Peter Gosselin: High Wire

Peter Gosselin: High Wire: The Precarious Financial Lives of American Families (2008, Basic Books)


David Warsh: Getting On With It. Starts with a line that could benefit from more elaboration than the mere mention of Fannie Mae and Freddie Mac: "It is becoming clear that the US is indeed facing its most serious economic crisis since 1932." Then this turns into a book review, principally of Peter Gosselin's High Wire: The Precarious Financial Lives of American Families, even though Warsh's interest is as much in the decline of newspapers -- Gosselin works for the Los Angeles Times. The book sounds like a reporter's version of academic Jacob Hacker's The Great Risk Shift: The New Economic Insecurity and the Decline of the American Dream.

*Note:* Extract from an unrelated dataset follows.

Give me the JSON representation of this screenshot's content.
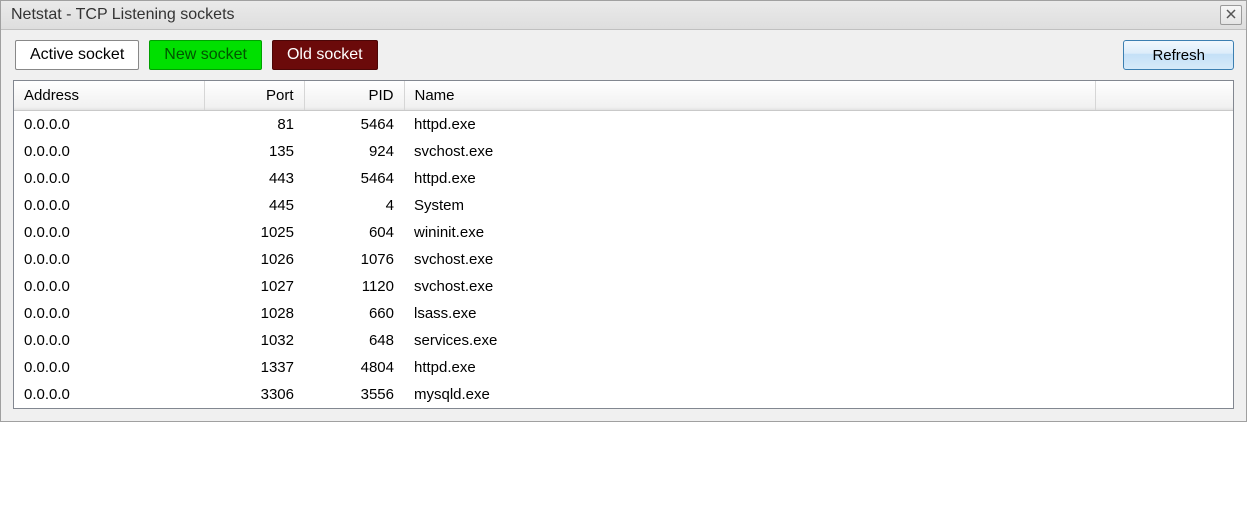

There is relatively little in his book about the forces that have brought about the new volatility, increasing global competition and trade. He recognizes that for a quarter of a century, growth-oriented policies of deregulation, restructuring and openness have legitimately gained ground because most people have preferred being richer to being more fair. He is concerned mainly with rendering a clear accounting of the costs. It is as if he were to say of the war in Iraq, I know it was undertaken because they thought it would make everyone better off; but here is how many dead there may have been, and how they died, soldiers and civilians alike. High Wire is a remarkable act of witness.

Gosselin documents, persuasively, that life's "beta" has increased in these United States during the latest binge of globalization, an argument first advanced nearly fifteen years ago by Peter Gottschalk, of Boston College, and Robert Moffitt, of the Johns Hopkins University. The frequency has nearly doubled in which reversals of fortune turn catastrophic for everyday folk -- a lost job, a divorce, a traumatic injury, a serious illness, the death of a spouse -- thanks mainly to the erosion of the insurance principle. After more than a quarter century of globalization, there is plenty of damage to report, and it is impossible not to be moved by Gosselin's careful and mellifluous reporting. His purpose is to persuade us "to reset the balance point between what's acceptable as good for the individual and what must be recognized as good for the many."

The term "beta" seems rather spurious here: fairly clear what he means, but not why he calls it that. The less insurance people have against catastrophes and mishaps, the more important it becomes for one to save money -- in effect, to self-insure. Hence, the more important it becomes to make more and more money -- the need can be infinite because one never knows all of life's future risks. All this money-making and saving can be politically justified as a personal virtue, but spread across the entire population it becomes impossible -- as should be obvious from what's happened in the US over the last 20-30 years.

We all know that inequality has increased over the last 30-40 years, but we systematically underestimate how much because we tend to just look at tangibles like income or wealth and don't adequately factor in the costs of increased risk. Moreover, this oversight has been essential to the rise of the conservatives, who not only refuse to acknowledge it but go further -- e.g., through their gospel of personal responsibility -- in trying to make think that the inevitable victims of these risks bear some fault in their misfortune.

In a world of infinite growth people might conceivably make enough progress to, if not catch up in terms of equality, at least become sufficiently well-to-do to have little to complain about. However, we're becoming increasingly aware that we live in no such world: essential resources like oil are fixed and becoming increasingly exhausted and expensive; the carrying capacity of the earth is also limited; and in many regards our lifestyles would be richer and saner if we developed a limited set of widely attainable needs instead of dog-eat-dog struggle of capitalism. Given these limits, we're actually better off increasing social insurance: it's more efficient economically and more fair politically.